Today, New Year’s Day, is my annual Mt. Hamilton ride. I was going to make it a big deal this year, publicizing it here, sending out an email, telling people which train to catch and everything. Encourage a lot of people to do soemthing BIG on New Years Day. Something I’ve been doing for well over 20 years. Maybe it’s well over 30. A long long time anyway.
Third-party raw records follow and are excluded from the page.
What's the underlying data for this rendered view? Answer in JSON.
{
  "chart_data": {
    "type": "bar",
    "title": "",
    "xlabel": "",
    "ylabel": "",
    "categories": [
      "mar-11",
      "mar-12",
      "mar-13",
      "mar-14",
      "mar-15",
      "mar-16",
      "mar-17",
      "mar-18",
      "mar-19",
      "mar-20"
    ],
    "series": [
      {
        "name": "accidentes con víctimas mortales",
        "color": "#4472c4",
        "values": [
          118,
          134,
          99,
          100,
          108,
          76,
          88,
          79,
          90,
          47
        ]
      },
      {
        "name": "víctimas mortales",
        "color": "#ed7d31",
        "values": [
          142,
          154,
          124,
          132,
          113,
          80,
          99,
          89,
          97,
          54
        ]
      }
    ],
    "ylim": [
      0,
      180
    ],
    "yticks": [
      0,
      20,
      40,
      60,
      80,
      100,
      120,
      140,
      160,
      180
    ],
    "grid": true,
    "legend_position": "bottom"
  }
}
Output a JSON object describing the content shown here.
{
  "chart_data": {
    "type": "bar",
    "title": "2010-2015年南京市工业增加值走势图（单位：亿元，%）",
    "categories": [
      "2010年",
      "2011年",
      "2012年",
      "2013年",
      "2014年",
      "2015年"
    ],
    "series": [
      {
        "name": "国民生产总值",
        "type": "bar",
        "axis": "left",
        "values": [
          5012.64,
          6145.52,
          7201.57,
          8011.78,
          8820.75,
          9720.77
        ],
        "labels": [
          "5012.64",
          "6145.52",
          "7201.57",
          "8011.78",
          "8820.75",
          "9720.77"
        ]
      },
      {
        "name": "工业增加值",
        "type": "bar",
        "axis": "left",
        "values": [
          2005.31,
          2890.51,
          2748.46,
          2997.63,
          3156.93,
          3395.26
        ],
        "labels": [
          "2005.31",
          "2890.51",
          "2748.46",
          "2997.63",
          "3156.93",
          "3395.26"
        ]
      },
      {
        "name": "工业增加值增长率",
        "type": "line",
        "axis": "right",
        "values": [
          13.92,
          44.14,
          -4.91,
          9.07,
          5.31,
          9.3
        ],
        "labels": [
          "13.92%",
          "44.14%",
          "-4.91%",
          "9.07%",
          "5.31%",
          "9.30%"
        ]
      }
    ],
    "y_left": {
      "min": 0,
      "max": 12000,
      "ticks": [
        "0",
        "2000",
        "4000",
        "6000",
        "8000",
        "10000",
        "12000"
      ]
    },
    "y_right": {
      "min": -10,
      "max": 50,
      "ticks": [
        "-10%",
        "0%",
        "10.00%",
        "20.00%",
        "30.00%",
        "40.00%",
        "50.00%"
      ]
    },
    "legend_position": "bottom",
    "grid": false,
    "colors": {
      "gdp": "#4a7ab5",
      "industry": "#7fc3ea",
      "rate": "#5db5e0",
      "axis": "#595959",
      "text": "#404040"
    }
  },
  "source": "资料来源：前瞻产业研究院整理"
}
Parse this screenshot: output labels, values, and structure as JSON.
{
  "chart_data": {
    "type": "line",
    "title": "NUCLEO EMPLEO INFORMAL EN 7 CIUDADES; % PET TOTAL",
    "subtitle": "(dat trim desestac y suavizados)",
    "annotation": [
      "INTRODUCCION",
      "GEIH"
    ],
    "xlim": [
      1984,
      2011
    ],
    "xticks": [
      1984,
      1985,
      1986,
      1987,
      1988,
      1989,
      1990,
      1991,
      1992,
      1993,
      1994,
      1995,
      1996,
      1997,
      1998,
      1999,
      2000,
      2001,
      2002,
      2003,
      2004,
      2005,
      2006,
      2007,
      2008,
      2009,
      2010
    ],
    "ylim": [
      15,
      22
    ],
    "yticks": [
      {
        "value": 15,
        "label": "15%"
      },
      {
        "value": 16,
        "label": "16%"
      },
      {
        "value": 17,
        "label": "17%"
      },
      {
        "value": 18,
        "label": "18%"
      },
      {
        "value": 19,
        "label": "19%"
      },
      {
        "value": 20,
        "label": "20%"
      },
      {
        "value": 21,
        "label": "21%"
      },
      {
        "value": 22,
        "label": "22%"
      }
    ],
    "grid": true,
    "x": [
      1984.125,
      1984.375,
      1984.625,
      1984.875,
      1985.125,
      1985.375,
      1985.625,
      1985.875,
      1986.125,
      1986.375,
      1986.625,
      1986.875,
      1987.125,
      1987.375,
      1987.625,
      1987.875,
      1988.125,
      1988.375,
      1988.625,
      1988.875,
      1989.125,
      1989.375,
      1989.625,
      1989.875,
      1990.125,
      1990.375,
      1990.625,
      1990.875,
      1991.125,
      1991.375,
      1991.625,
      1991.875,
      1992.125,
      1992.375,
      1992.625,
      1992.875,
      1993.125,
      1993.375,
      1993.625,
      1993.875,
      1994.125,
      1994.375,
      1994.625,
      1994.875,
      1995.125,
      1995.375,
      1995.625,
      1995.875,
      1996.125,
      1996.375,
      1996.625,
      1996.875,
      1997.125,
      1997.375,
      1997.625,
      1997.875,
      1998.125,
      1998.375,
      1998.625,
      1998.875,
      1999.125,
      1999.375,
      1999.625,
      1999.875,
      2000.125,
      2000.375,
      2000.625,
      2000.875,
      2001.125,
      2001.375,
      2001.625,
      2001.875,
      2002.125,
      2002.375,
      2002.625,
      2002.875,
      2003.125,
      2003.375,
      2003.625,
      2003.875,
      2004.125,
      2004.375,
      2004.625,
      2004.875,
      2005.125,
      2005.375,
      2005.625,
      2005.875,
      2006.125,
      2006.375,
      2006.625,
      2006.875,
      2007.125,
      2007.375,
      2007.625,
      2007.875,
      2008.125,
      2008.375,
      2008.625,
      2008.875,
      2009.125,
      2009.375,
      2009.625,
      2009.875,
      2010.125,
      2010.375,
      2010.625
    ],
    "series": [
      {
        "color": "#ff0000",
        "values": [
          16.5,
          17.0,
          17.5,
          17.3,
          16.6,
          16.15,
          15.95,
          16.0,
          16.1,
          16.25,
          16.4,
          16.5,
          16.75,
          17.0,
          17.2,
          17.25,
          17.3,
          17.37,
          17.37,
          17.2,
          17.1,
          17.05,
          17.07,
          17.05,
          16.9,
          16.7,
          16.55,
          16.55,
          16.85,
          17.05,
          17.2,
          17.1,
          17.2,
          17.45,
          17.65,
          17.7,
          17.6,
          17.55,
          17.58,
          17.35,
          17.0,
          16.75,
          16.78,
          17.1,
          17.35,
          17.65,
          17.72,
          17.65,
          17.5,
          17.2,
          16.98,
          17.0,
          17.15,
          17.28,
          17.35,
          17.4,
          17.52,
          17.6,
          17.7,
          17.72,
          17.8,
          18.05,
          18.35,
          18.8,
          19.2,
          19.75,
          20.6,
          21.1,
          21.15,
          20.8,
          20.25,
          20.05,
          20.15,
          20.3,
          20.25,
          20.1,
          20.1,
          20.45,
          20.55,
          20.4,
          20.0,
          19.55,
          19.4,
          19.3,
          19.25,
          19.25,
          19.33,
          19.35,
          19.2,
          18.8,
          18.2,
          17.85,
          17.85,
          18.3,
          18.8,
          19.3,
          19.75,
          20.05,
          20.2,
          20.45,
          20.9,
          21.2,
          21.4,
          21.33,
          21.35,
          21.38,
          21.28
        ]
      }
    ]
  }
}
But not to be this year. A week ago Sunday I had a bit of a sore throat, nothing too bad, so Kevin and I did a shorter-than-normal loop up West Alpine, mainly to be back in time for the one Sunday a year the shop is open. I was hoping that riding would burn it out of my system. Not so entirely sure it would be that easy though since my wife had come down with a nasty hacking cough a couple days earlier, but had to try, and I didn’t feel that bad. Nobody was feeling great Christmas; but I wasn’t doing that badly and did an easy solo ride Thursday morning. Not Kevin; he isn’t into the “burn out a cold” program like I am. Saturday, I actually left the shop an hour prior to closing and didn’t even consider a ride Sunday. That’s pretty unusual for me. Yesterday (New Years Eve) I started to feel a little bit better, but no way could I commit to Mt Hamilton. If I woke up feeling great, great!
Needless to say, I didn’t wake up feeling great, and Kevin felt worse. Still, I did feel better, and there was no way I was going to miss yet another day on the bike. I was getting concerned I’d be losing “mind over legs” control, if you know what I mean.
And… it wasn’t terrible. It was slow, and it took about 15 minutes before I could breathe without coughing, due to the sudden change in temperature. Same thing happened when I got home two hours later. But in between, I was on my bike, taking it easy, and feeling pretty good. Average power output down by 25% and any thoughts of chasing people down in front of me shot. Hated that, but there was also a certain peace that came from knowing that just wasn’t in the cards today. Just a couple hours on the bike, feeling the pedals turn, shifting gears, using the brakes, enjoying some of the most basic silly things imaginable.
Hopefully this thing is on its way out. I’ve had extended bouts of bronchitis before, usually in the summer, where I’d be hacking for maybe 6 weeks. And I’ve had plenty of times I’ve lost my voice for a few weeks in the winter. But never, ever, anything quite like this. That feeling, until today anyway, that you’ve totally lost track of what it feels like to be well. But that feeling is within my grasp now. I can tell. I’m coming back.